5. Again in Hirbai v. Gorbai (1875) 12 B.H.C.R. 294 Mr. Justice Sargent held that the custom applied not to Khojas of any particular locality but to Khojas of the whole Presidency of Bombay, and if a custom opposed to Hindu law be alleged to exist among Khojas, the burden of proof rested upon the person setting up that custom; and ever since 1875 that proposition has never been challenged. It has been assumed both at the bar and on the bench that that is the correct position in law: and in Mulla's Mahomedan Law also in the 12th edition, p. 19, the statement of the law on this question is put thus:
In the absence of proof of special usage to the contrary, Khojas and Cutchi Memons in the Bombay Presidency are governed in matters of succession and inheritance, not by the Mahomedan, bat by the Hindu law.

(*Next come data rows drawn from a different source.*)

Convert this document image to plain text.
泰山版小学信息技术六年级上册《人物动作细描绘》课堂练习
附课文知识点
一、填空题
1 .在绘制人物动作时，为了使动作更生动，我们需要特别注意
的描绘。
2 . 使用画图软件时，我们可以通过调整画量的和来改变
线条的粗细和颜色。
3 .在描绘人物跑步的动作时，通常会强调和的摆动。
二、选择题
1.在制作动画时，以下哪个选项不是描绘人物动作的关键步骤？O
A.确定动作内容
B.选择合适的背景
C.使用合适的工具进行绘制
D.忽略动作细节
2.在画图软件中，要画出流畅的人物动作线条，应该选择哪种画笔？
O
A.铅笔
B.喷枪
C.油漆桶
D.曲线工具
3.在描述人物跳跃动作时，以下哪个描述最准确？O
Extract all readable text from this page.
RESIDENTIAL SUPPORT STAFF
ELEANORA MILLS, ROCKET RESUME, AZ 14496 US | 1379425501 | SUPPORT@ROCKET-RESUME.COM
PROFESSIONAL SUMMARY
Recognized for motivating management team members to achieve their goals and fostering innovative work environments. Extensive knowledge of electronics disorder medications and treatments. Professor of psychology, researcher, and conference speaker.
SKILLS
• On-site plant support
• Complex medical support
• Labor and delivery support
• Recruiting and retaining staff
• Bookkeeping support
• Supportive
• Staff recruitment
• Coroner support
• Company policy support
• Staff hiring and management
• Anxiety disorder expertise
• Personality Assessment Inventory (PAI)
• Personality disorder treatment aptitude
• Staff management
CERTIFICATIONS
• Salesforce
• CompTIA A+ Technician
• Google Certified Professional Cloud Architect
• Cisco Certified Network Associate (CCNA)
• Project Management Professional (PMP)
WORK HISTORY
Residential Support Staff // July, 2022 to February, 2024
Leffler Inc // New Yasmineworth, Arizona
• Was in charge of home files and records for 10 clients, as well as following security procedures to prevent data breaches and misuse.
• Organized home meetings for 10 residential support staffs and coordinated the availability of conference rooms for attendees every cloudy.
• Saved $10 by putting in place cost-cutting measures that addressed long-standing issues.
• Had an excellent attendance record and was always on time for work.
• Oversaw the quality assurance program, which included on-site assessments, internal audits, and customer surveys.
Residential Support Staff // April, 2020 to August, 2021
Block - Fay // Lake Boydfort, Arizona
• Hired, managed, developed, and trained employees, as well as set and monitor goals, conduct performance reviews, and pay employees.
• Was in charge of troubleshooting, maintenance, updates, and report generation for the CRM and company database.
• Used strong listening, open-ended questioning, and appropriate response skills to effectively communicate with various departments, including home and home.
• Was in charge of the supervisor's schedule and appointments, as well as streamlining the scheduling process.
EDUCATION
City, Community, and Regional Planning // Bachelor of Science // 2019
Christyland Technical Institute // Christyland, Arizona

6. Therefore, the position today is that if a Khoja living in the Bombay Presidency wants to put forward the contention that in testate succession he is governed by Mahomedan law and not Hindu law, the burden is on him to establish affirmatively that he is so governed according to a special usage. The custom that a Khoja is governed by Hindu law in matters of testate succession is so well established and so frequently judicially noticed that it is no longer necessary to prove that custom again. Rather, as I was pointing out, the burden is now thrown on the person who alleges usage contrary to this well established custom. In this case no allegation was made by the defendants that Devchand was governed by Mahomedan law as a result of some special usage, and no issue to that effect was raised. Therefore, it must be held that Devchand was governed by Hindu law in matters of testate succession, and it therefore follows that he had the right to will away the whole of his property according to Hindu law.
7. In our opinion therefore the case was rightly decided by both the lower Courts. This appeal fails and must be dismissed with costs.